CBD oil products and flower with varying levels of THC and CBD are also available for smoking or vaping at cannabis dispensaries in states that have legalized the herb for therapeutic use.
In response to massive consumer demand, a huge, unregulated market in CBD oil products reached a critical mass in 2018. A surge of consumer interest in all things CBD was suddenly newsworthy with praise coming from athletes, film stars, soccer moms, and parents of desperately ill children.
CBD oil has been touted as a curative for the sick and a preventive for the healthy, an all-purpose palliative for pe as well as people of all ages.
But along with a growing awareness of cannabidiol as a potential health aide, there has also been a proliferation of misconceptions about CBD and cannabis therapeutics.
CBD is a molecule, not a miracle. Many people could benefit significantly from legal access to a wide range of cannabis remedies, not just low-THC or no-THC products. CBDalone may not always do the trick. There is compelling evidence that CBD works best in combination with THC and the full spectrum of other cannabis components.
Figuring out how to optimize one’s therapeutic use of cannabis is the driving force behind the great laboratory experiment in democracy known as medical marijuana that’s been unfolding state-by-state and country-by-country in recent years.
The advent of potent cannabis oil concentrates, non-intoxicating CBD-rich products, and innovative, smokeless delivery systems has transformed the therapeutic landscape and changed the public conversation about cannabis.
It’s no longer a matter of debating whether cannabis has merit as an herbal medication – today the key challenge is discerning how to utilize cannabis for maximum therapeutic benefit. Given its low-risk profile, many people are using CBD as an add-on therapy to their existing treatment plans.
But most health professionals know little about CBD or cannabis therapeutics and they lack sufficient expertise to adequately counsel patients regarding dosage, modes of administration, CBD/THC synergies, and any risk factors, including interactions with other drugs.
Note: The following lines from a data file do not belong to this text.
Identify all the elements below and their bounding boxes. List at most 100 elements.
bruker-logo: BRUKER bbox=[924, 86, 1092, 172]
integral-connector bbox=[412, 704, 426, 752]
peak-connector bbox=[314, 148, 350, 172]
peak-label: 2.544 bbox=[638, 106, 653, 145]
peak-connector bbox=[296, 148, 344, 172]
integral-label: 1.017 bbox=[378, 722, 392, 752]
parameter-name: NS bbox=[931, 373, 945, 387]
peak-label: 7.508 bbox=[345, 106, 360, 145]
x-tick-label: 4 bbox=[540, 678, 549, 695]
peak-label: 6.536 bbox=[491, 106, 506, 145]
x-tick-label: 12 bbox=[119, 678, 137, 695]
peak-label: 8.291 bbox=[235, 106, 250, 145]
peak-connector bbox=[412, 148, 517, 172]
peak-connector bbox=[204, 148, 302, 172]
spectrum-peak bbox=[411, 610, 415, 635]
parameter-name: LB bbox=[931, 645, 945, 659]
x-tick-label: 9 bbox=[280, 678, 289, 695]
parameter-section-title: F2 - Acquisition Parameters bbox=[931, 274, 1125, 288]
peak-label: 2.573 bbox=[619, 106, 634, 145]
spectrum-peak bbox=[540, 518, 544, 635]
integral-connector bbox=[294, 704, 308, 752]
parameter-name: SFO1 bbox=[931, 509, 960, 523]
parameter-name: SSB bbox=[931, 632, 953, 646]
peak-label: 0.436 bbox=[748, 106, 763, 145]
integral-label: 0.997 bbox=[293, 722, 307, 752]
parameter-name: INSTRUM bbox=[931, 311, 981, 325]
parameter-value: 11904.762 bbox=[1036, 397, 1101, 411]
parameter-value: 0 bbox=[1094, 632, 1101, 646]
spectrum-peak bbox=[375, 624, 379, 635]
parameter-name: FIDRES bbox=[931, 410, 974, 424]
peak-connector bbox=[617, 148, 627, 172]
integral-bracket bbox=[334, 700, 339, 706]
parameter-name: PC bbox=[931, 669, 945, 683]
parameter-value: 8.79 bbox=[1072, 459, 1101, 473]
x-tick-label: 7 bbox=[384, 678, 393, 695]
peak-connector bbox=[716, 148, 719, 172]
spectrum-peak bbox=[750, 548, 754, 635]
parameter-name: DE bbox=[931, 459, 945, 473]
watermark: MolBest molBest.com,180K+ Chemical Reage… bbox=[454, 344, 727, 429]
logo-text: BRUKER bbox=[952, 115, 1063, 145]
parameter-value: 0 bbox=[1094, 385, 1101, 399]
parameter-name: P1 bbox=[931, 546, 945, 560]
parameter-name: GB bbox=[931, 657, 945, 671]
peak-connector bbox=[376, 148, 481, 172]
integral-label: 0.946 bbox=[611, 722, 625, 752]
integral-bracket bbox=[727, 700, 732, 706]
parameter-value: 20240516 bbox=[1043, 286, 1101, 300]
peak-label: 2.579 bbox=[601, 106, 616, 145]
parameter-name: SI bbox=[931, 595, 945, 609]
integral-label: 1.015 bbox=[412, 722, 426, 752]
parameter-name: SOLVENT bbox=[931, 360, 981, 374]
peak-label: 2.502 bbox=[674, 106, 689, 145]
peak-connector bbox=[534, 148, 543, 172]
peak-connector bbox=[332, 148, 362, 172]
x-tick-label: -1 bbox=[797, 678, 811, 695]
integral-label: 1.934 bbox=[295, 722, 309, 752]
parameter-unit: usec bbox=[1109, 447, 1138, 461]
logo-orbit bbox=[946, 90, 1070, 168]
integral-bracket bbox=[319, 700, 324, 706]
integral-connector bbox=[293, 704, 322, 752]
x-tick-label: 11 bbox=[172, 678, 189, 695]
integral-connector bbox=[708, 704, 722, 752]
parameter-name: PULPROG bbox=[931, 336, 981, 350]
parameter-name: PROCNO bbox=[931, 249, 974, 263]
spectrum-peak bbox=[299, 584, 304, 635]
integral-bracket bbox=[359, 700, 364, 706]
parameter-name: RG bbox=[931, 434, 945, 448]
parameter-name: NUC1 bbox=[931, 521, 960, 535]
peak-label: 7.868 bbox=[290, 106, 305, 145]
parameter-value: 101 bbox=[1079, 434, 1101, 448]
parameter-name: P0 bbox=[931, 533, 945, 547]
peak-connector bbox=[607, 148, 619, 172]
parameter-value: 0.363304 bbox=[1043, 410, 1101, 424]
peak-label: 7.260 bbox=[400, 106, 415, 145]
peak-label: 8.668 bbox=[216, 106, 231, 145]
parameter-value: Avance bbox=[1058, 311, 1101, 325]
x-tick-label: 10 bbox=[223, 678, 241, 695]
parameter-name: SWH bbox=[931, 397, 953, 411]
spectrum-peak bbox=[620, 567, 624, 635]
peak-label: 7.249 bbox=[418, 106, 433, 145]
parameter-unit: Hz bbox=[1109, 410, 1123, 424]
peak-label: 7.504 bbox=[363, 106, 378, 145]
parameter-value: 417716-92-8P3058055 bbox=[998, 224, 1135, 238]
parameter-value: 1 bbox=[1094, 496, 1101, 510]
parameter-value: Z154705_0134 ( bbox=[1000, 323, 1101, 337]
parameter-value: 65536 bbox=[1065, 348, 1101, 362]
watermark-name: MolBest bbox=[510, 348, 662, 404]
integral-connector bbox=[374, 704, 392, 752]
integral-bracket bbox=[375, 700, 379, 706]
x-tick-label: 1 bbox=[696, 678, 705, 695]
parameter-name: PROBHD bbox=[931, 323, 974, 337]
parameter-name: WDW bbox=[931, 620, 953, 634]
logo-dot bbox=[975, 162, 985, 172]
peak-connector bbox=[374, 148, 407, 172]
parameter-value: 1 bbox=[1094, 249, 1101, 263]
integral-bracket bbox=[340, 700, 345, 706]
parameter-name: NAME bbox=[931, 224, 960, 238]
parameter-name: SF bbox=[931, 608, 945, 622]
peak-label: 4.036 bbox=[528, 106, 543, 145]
Instead, the onus has been on a loose-knit community of self-reliant patients, supportive families and a few pioneer physicians who’ve learned a lot through trial and error and shared information about how to navigate promising avenues of cannabis therapy.
What began as a grassroots populist rebellion against cannabis prohibition would morph into a multibillion-dollar market catalyzed by the rediscovery of CBD as a wellness option. CBD oil is red hot and it seems that everyone – do-gooders as well as profiteers – wants a piece of the action.
CBD has also catalyzed the rebirth of the U.S. hemp industry, which lay dormant for decades because of drug war politics. The 2018 Farm Bill includes a provision that legalizes the cultivation of hemp (cannabis with less than 0.3 percent THC) in large part because of the popularity and driving economic force of CBD.
Growing hemp is now a legitimate agricultural enterprise in the United States. But extracting CBD-rich oil from hemp biomass and marketing CBD oil concentrates and isolates for ingestion and inhalation steps on Big Pharma’s toes and is frowned upon by the DEA and the FDA.
Legalities aside, hemp-derived cannabidiol is just a mouse click or a phone tap away for anyone willing to roll the dice and purchase CBD oil products that are manufactured with little regulatory oversight.
The upside of all this is easy access to CBD oil; the downside is inconsistent quality.
Many hemp-derived CBD oil products are mislabeled as to cannabidiol and THC content. And poorly processed CBD oil may be tainted with toxic solvent residues, pesticides, corn syrup, artificial flavors and colors, and other contaminants.
Fortunately, good quality CBD oil products are also available for the conscientious consumer – the label reader, the brand researcher – who understands that cannabis and CBD are best used as part of a healthy lifestyle.